Pittsburgh City Council on Tuesday unanimously voted to bar federal immigration officers from operating on some city property.

City officials acknowledged their powers to curtail U.S. Immigration and Customs Enforcement are limited. They cannot, for example, stop ICE agents from driving down city streets, pursuing people in public parks or broadly operating in the city.

But the legislation that council approved on Tuesday limits ICE from using city facilities, such as recreation centers or buildings where the city stores equipment. ICE agents cannot use city property as staging areas or access nonpublic areas unless they have a judicial warrant signed by a judge.

“If ICE is doing what the federal government has told them to do, we don’t actually have the authority to interfere, unfortunately,” Councilwoman Deb Gross, D-Highland Park, who sponsored the bill, told TribLive after a preliminary vote last week. “But if they’re asking us to use their space, we can say no.”

Council members unanimously backed the measure. Councilman Bobby Wilson, D-North Side, was not present for the final vote Tuesday.

Council last month approved a measure that prohibits cooperation with federal immigration authorities.

That legislation bars city employees or contractors from asking about someone’s immigration status, bans law enforcement action based on a person’s immigration status and forbids city workers from giving federal immigration officers access to people in city custody. It also forbids the city from entering 287(g) agreements, which allow federal immigration agencies to partner with local law enforcement.
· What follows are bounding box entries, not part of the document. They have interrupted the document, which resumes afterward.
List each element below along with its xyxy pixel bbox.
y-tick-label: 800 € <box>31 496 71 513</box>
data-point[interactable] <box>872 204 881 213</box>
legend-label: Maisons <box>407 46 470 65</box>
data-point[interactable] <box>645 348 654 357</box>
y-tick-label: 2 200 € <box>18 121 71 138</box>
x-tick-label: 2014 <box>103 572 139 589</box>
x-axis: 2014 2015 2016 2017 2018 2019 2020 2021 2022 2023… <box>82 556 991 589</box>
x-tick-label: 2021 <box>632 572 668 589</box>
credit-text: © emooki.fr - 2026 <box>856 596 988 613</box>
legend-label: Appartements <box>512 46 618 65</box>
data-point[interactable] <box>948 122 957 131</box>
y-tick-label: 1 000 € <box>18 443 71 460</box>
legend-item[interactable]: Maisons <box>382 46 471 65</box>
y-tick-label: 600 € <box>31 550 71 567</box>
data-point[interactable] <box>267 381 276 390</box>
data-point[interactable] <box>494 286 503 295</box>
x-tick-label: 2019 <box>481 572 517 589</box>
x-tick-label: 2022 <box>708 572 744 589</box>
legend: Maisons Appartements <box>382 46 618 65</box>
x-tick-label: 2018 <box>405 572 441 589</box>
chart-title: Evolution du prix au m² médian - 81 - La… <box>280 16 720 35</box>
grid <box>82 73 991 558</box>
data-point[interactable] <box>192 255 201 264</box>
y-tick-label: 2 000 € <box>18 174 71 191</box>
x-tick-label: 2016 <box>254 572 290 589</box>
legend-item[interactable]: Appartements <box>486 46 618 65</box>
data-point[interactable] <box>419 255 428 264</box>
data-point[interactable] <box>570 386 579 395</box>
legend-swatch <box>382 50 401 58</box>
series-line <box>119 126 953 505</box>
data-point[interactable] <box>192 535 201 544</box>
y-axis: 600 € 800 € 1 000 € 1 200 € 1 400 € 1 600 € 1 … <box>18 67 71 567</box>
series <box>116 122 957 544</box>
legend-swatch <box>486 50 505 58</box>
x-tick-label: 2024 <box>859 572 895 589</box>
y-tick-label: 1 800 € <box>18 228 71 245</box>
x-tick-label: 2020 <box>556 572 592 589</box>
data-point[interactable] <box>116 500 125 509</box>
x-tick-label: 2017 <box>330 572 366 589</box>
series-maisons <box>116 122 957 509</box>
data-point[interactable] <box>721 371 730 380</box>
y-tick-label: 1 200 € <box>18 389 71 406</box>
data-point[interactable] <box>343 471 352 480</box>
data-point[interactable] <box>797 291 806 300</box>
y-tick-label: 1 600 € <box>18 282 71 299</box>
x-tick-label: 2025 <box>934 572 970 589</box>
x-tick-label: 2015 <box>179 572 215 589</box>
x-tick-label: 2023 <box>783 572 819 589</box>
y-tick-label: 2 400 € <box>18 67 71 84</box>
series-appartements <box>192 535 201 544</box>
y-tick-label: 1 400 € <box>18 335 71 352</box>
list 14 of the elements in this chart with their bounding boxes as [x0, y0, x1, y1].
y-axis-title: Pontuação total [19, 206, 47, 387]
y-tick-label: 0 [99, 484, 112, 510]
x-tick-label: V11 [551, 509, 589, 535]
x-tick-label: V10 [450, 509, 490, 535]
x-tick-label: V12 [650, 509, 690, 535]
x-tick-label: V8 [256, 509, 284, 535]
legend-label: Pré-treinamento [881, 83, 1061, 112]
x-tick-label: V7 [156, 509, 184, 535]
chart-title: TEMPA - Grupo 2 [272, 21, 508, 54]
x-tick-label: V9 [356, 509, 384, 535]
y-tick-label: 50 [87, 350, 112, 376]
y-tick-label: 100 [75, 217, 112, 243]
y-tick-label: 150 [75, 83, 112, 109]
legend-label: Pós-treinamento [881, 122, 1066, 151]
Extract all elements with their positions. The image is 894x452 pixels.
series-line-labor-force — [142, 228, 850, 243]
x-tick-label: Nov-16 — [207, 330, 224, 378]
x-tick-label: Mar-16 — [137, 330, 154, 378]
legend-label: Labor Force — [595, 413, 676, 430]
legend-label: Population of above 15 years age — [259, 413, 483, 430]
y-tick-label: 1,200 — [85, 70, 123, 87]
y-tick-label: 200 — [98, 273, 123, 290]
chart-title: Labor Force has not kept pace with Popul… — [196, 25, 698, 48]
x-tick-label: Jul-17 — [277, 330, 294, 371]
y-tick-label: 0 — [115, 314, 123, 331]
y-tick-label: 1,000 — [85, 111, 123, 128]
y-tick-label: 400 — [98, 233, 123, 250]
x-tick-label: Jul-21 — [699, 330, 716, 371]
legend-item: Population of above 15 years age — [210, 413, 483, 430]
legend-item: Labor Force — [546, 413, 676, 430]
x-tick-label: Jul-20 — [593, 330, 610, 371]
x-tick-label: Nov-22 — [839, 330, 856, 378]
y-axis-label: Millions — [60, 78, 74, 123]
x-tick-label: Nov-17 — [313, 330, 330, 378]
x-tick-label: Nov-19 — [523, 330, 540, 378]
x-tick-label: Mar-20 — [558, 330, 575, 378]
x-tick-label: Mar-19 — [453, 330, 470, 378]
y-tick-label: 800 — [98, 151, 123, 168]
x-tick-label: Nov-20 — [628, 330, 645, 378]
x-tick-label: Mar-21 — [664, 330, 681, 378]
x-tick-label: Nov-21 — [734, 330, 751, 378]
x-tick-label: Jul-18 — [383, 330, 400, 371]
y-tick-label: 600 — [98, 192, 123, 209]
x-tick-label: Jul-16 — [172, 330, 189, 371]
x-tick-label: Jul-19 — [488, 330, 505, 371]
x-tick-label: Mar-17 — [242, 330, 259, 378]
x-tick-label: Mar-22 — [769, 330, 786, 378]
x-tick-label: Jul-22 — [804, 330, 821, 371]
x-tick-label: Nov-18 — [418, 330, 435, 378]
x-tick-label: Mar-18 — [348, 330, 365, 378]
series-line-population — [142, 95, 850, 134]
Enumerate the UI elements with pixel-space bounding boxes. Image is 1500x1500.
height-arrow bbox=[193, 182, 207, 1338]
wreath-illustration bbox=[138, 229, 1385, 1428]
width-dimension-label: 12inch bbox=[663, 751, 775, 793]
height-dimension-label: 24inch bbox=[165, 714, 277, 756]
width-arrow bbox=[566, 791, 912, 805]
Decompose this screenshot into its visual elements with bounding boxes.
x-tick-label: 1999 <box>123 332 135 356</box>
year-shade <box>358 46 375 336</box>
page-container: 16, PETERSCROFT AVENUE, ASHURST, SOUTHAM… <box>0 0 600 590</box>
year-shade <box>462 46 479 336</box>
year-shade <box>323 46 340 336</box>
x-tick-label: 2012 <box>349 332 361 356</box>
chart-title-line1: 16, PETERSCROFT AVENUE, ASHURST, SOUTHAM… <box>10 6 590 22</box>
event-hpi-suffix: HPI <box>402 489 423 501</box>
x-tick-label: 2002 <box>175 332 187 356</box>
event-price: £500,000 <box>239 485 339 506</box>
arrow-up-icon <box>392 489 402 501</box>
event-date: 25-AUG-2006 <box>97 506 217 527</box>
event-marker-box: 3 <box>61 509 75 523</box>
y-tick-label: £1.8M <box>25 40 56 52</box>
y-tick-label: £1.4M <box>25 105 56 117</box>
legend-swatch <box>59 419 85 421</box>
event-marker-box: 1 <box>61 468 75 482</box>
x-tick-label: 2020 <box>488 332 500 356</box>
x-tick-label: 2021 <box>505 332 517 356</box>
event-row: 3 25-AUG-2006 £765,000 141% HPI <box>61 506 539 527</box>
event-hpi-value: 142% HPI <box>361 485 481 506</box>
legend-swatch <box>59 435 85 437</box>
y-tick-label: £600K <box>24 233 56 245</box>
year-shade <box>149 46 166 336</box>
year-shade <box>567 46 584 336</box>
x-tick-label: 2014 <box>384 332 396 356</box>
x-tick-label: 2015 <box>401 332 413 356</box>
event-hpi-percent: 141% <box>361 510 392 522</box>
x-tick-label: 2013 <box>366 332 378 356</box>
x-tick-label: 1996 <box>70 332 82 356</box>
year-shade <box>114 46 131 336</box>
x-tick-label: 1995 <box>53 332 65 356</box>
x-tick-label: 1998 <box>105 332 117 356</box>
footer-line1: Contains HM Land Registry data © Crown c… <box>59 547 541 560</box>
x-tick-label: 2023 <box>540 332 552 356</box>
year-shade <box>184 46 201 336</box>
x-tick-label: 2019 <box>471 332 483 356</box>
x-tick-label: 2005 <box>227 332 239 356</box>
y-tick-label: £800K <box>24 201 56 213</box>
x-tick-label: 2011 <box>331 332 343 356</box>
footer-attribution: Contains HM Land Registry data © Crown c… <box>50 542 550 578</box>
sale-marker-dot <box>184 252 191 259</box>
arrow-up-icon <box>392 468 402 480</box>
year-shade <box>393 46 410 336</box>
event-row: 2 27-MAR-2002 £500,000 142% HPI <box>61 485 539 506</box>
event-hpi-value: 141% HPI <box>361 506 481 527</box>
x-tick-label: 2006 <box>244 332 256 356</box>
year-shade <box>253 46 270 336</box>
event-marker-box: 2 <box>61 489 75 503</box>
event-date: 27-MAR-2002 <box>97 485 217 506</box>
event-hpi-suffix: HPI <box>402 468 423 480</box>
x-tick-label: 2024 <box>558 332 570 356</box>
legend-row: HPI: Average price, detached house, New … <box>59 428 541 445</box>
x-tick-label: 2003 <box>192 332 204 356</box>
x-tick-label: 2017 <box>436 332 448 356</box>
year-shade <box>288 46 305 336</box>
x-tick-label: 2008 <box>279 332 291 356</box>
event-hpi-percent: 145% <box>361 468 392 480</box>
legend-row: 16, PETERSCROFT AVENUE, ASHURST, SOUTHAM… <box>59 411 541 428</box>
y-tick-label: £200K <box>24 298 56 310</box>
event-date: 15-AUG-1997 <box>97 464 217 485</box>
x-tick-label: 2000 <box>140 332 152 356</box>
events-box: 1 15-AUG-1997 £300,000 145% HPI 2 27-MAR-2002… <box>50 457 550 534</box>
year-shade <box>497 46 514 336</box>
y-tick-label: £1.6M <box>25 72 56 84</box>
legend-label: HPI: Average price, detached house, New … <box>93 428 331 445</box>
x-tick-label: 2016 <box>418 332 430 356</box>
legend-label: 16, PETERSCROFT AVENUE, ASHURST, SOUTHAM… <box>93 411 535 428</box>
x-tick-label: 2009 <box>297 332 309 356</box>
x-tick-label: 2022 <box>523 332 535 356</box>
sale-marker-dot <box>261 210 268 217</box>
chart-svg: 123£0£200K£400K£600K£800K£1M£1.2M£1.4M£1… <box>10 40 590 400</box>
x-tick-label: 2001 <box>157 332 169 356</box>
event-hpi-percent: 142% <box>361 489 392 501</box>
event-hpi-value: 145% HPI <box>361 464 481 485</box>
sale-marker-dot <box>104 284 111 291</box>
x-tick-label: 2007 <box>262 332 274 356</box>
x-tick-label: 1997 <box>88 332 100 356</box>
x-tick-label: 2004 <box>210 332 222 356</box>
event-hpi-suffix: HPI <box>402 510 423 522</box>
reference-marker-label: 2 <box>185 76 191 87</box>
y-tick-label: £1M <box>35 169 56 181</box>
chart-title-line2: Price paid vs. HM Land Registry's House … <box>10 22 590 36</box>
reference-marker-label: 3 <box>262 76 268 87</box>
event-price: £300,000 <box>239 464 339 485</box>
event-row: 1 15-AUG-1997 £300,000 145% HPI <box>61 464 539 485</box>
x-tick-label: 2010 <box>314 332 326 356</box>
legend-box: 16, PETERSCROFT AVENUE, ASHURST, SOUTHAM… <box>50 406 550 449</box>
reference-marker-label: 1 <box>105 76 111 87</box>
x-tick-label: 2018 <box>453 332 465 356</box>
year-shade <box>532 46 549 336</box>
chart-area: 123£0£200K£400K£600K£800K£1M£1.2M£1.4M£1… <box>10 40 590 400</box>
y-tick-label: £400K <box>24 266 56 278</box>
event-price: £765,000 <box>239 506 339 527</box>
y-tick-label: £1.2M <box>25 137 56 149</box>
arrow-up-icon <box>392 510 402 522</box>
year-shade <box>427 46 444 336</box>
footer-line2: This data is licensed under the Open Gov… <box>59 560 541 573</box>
Allegheny County in March similarly voted for legislation that prohibits county employees from cooperating with ICE.

Immigration enforcement actions have raised concerns throughout the city in recent months. Masked agents detained several workers in the Knoxville neighborhood last week. Three employees from the popular shop and restaurant Las Palmas were detained in Brookline in March. ICE agents made an arrest near the Zone 3 police station in Allentown earlier this year. A Haitian woman, Daphy Michel, died in the city after ICE took her into custody and then released her with an electric ankle monitor.